Mais c’était en réalité pour une raison religieuse que les moines prenaient des ancêtres des biscuits de Noël à la période de l’avent. On considérait les épices comme « purificatrices du corps et de l’esprit », si bien qu’elles disposaient à se préparer à accueillir la naissance du Christ, qu’on fête à cette époque-là de l’année. Les ancêtres des biscuits de Noël semblaient donc associer les épices à des bienfaits influençant jusqu’aux humeurs – du corps jusqu’à l’esprit, donc – laissant ainsi la place à la joie que l’annonce de la naissance du Christ devait susciter dans un monde très chrétien.

Max Daumin prévient justement : « l’usage de ces douceurs était bien certainement purificateur du corps et de l’esprit, un médicament. »

Le biscuit de la Joie version contemporaine avec sucre et beurre.

D’ailleurs, à bien y regarder, l’ancêtre du biscuit de Noël ressemble à la version initiale du biscuit de la Joie, dont la recette originale consistait uniquement en fleur de farine, cannelle, muscade, un peu de girofle et un peu d’eau pour lier.

Le biscuit de la Joie d’Hildegarde von Bingen.

Des épices dans lesquelles Hildegarde voyait un tonique pour la cannelle, la vertu de « purifier les sens et donner de bonnes dispositions » pour la muscade, la stimulation de la vitalité pour le clou de girofle.

2 biscuits de la Joie : l’ancien, que plus personne ne connaît, et le nouveau, que tout le monde mange à Noël.

Tout comme le biscuit de Noël, il est possible de trouver le biscuit de la Joie dont on attribue toujours la recette d’Hildegarde qui, du haut de son XII ème siècle, ne goûtait ni le sucre ni le beurre – peu employés voire inconnus à ces époques-là où on utilisait plus volontiers miel et saindoux -. Mais évidemment, c’est une gourmandise de laquelle il ne manque aucune des douceurs dont vous avez aujourd’hui l’habitude.

C’est bien ce gâteau gourmand, délicieux et épicé dont on se régale qui semble être l’arrière-petit-fils de ce biscuit de l’âme qui avait finalement tout d’une hostie austère bien qu’épicée. Et quand on le goûte, effectivement, c’est bien un aliment d’ascèse auquel on a affaire, et seuls les plus motivés par la recherche historique en mangeront !
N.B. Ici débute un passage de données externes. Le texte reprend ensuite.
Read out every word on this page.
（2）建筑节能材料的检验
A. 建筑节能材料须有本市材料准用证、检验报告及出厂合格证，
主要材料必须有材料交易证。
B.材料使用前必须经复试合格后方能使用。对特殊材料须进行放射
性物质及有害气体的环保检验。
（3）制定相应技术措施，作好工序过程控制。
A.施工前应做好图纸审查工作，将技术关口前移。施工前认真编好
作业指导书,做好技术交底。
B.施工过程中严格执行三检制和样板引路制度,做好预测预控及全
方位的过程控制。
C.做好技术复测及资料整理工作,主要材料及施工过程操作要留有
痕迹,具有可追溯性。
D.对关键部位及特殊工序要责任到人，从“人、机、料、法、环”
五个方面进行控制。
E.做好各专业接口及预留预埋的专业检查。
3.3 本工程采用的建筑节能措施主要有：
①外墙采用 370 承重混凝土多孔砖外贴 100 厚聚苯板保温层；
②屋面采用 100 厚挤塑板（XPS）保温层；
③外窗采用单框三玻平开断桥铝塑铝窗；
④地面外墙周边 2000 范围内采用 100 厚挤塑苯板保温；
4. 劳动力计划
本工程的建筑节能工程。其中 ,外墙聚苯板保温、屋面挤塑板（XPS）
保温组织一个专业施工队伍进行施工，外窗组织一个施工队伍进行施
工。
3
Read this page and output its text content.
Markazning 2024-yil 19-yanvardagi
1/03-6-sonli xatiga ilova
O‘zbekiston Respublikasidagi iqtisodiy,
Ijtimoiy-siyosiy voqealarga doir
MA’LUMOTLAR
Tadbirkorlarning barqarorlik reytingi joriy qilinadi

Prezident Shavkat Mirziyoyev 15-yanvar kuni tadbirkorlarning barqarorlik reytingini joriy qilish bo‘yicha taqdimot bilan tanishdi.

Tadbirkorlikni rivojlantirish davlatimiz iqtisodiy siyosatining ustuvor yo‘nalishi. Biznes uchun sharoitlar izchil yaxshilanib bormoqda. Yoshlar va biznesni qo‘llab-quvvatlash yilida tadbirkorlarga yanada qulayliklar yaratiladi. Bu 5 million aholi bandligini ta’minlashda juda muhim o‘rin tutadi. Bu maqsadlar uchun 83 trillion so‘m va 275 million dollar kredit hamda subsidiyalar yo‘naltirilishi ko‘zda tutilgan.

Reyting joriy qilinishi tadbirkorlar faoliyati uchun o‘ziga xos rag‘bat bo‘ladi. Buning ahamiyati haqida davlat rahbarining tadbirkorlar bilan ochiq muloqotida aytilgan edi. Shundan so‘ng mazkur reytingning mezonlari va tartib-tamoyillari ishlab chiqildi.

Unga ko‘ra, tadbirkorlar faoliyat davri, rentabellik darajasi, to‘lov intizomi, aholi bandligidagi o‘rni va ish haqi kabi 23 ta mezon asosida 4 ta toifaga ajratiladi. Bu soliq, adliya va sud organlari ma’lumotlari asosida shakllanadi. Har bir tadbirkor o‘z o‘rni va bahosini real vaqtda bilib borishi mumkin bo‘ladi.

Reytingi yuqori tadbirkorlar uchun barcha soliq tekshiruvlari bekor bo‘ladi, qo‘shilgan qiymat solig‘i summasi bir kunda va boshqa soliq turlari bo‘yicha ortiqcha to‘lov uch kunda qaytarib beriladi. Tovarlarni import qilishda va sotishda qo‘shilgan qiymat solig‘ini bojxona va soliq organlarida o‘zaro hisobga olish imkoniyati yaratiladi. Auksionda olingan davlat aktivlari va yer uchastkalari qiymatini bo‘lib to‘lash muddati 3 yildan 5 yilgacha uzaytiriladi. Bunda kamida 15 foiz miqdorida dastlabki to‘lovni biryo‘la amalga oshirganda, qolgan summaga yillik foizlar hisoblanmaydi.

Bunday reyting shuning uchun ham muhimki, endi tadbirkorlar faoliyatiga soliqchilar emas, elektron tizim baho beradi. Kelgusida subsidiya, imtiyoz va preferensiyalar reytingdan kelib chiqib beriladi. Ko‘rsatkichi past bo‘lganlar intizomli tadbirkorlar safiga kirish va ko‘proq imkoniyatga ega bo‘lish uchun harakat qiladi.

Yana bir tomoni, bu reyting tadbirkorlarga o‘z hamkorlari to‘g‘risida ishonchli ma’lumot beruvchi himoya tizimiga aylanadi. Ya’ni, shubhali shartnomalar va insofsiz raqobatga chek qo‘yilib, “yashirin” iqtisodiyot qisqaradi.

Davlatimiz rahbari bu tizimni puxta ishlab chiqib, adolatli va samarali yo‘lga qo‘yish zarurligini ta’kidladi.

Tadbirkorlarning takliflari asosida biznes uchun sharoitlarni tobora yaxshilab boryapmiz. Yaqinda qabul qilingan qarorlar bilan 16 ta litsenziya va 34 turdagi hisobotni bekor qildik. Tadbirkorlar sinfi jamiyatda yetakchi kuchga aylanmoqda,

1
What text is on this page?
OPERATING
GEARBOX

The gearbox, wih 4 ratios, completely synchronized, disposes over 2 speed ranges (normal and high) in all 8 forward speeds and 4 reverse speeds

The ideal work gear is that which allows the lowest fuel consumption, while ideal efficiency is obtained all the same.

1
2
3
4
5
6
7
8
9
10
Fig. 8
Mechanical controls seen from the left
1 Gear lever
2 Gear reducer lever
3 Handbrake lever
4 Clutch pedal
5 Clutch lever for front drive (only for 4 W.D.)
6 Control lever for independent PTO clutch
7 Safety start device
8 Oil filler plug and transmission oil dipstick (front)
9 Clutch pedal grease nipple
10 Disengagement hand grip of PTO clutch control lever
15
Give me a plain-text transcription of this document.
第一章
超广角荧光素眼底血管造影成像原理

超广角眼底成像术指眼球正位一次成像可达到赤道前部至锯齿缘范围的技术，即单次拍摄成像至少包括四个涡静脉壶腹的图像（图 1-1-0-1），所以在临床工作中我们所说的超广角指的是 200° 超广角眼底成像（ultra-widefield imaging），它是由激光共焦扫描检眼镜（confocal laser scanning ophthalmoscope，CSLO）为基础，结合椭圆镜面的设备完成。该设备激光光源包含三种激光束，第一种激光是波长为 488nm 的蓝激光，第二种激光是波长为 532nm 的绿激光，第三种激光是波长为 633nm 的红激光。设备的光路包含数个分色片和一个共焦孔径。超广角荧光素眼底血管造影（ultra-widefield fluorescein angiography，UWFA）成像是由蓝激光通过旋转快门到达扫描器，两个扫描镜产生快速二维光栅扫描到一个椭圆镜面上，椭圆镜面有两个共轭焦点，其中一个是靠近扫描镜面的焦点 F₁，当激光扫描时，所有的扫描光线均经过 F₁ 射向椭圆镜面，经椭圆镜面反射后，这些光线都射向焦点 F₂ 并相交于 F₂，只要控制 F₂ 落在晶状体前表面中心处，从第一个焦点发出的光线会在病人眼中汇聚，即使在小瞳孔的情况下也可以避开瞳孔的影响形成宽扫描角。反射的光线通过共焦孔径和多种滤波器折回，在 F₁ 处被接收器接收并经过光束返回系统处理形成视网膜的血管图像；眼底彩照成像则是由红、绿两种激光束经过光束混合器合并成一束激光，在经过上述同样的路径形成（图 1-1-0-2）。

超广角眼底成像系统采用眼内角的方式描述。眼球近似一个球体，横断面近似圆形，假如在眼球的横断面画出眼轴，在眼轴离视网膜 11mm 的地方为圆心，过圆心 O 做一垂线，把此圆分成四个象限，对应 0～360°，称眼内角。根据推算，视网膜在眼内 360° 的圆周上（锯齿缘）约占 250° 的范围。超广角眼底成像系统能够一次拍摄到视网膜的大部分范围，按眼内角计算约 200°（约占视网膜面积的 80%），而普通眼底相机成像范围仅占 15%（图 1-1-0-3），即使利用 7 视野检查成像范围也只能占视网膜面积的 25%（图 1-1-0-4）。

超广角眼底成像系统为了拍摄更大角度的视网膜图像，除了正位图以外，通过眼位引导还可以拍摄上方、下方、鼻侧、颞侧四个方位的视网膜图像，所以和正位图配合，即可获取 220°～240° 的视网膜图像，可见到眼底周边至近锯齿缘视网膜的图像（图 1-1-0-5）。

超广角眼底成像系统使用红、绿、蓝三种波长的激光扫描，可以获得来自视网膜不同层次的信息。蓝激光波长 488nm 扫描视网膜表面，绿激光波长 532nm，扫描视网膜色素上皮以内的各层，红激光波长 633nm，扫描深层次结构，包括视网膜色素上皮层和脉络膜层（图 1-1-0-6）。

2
Alors, quand vous prendrez un biscuit de Noël, vous pourrez penser à vos ancêtres d’Europe dont vous perpétuez sans le savoir une pratique spirituelle de notre Moyen-Age très chrétien consistant à se purifier le corps et l’esprit pour se préparer à accueillir la venue du Christ le 25 décembre.

Et ce même si aujourd’hui, seule est visible la gourmandise.

(Aux fourneaux historiques : J.B Lullien-Kochanski pour les 2 biscuits de la Joie comparés)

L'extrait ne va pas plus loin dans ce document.